Aurélie, la volontaire qui finit son contrat, finit par nous joindre vers 23H30, au moment où nous venions de trouver une 309 complètement pourrie, nous partons donc à deux véhicules, mentionnant bien aux bidasses de ne pas monter dans la 505, comme le veux la règle dans les voitures d'ONG, pas d'armes.
Nous arrivons dans le village obcure et endormis vers 00H30, réveillons le chef du village, nous remettons en cercle, tout le monde fatigués peu enclin aux palabres à une telle heure. Quelques jeunes sont autour, on nous amènent nos poissons grillés que l'on avait confiés à une maman avant de partir. Les discussion commencent en sousou, Aurélie fait remarquer non sans une pointe de reproche qu'il serait plus respectueux de nous traduire, les discussions reprennent en sousou, la tension est palpable. Je sens qu'il est au contraire nécéssaire de laisser faire le commandant qui tente de comprendre, de négocier, je comprend vite que les jeunes ne sont pas là. Pour la comparaison quand deux gendarmes, un peul et un forestier débarquent dans village sousou, c'est à peu près comme si un gendarme parisien débarque dans un village de haute-Corse pour faire une enquête; il est face à un mur...Visiblement le village couvre les deux jeunes, et on peut le comprendre parce qu'on ne ressort pas indemne ne serait-ce que d'une nuit à la gendarmerie.
La tâche n'est donc pas aisée pour le commandant, le troufion rajoute de l'huile sur le feu et Mr Camara s'énérve, quittant sa chaise puis se fait rappeler à l'ordre par le chef, il va se rasseoir, j'observe la scène démunis, implorant en moi même Aurélie de faire preuve de plus de diplomatie.

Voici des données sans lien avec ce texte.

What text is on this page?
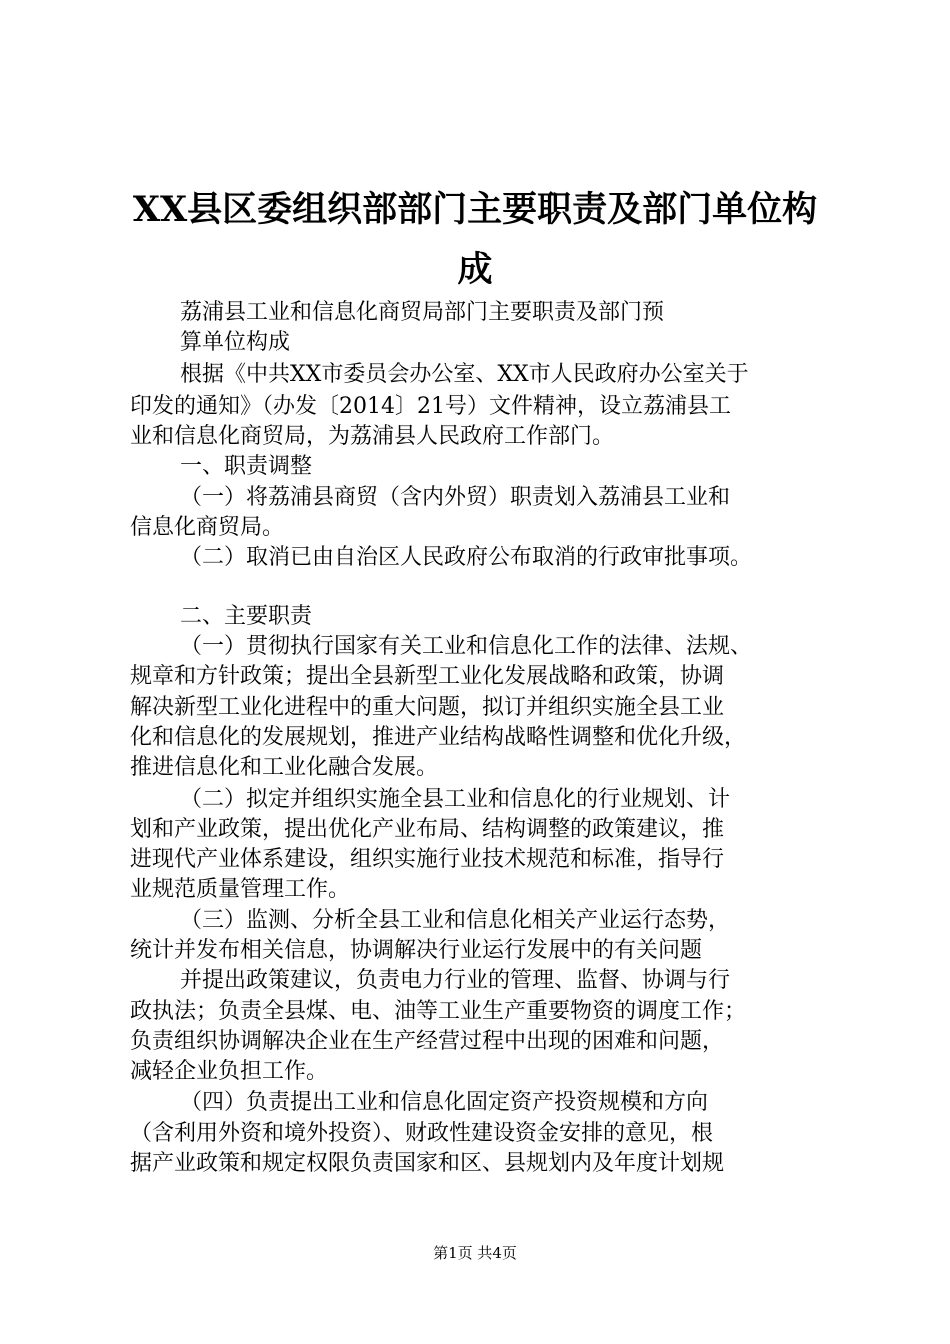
XX县区委组织部部门主要职责及部门单位构
成
荔浦县工业和信息化商贸局部门主要职责及部门预
算单位构成
根据《中共XX市委员会办公室、XX市人民政府办公室关于
印发的通知》（办发〔2014〕21号）文件精神，设立荔浦县工
业和信息化商贸局，为荔浦县人民政府工作部门。
一、职责调整
（一）将荔浦县商贸（含内外贸）职责划入荔浦县工业和
信息化商贸局。
（二）取消已由自治区人民政府公布取消的行政审批事项。
二、主要职责
（一）贯彻执行国家有关工业和信息化工作的法律、法规、
规章和方针政策；提出全县新型工业化发展战略和政策，协调
解决新型工业化进程中的重大问题，拟订并组织实施全县工业
化和信息化的发展规划，推进产业结构战略性调整和优化升级，
推进信息化和工业化融合发展。
（二）拟定并组织实施全县工业和信息化的行业规划、计
划和产业政策，提出优化产业布局、结构调整的政策建议，推
进现代产业体系建设，组织实施行业技术规范和标准，指导行
业规范质量管理工作。
（三）监测、分析全县工业和信息化相关产业运行态势，
统计并发布相关信息，协调解决行业运行发展中的有关问题
并提出政策建议，负责电力行业的管理、监督、协调与行
政执法；负责全县煤、电、油等工业生产重要物资的调度工作；
负责组织协调解决企业在生产经营过程中出现的困难和问题，
减轻企业负担工作。
（四）负责提出工业和信息化固定资产投资规模和方向
（含利用外资和境外投资）、财政性建设资金安排的意见，根
据产业政策和规定权限负责国家和区、县规划内及年度计划规
第1页 共4页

Elle dénonce la morale du village, la honte, avec une fougue que j'analyserais comme une revanche la veille de son départ après plus de 2 ans à Kindia. Le commandant demande à Mr Camara de garder son calme en expliquant que lui aussi à été vexé d'avoir été obligé de monter dans la 309 pourrie alors que les blancs étient dans la 505 familiale, sur quoi Aurélie l'accuse de divaguer. Le Commandant émet l'idée d'embarquer le père d'un des jeunes, qui bien sûr est à la pêche nous répond-on, les gendarmes, impuissants face à l'omerta villageoise se découragent vite de cette mission dans laquelle ils ne voient pas leur intérêt. Le vieux chef du village semble de bonne fois mais démunis, humilié de ne pas tenir ses petits. Les quelques jeunes nous écoutent derrière, surement prêt à faire le compte rendu aux deux suspects planqués quelque part.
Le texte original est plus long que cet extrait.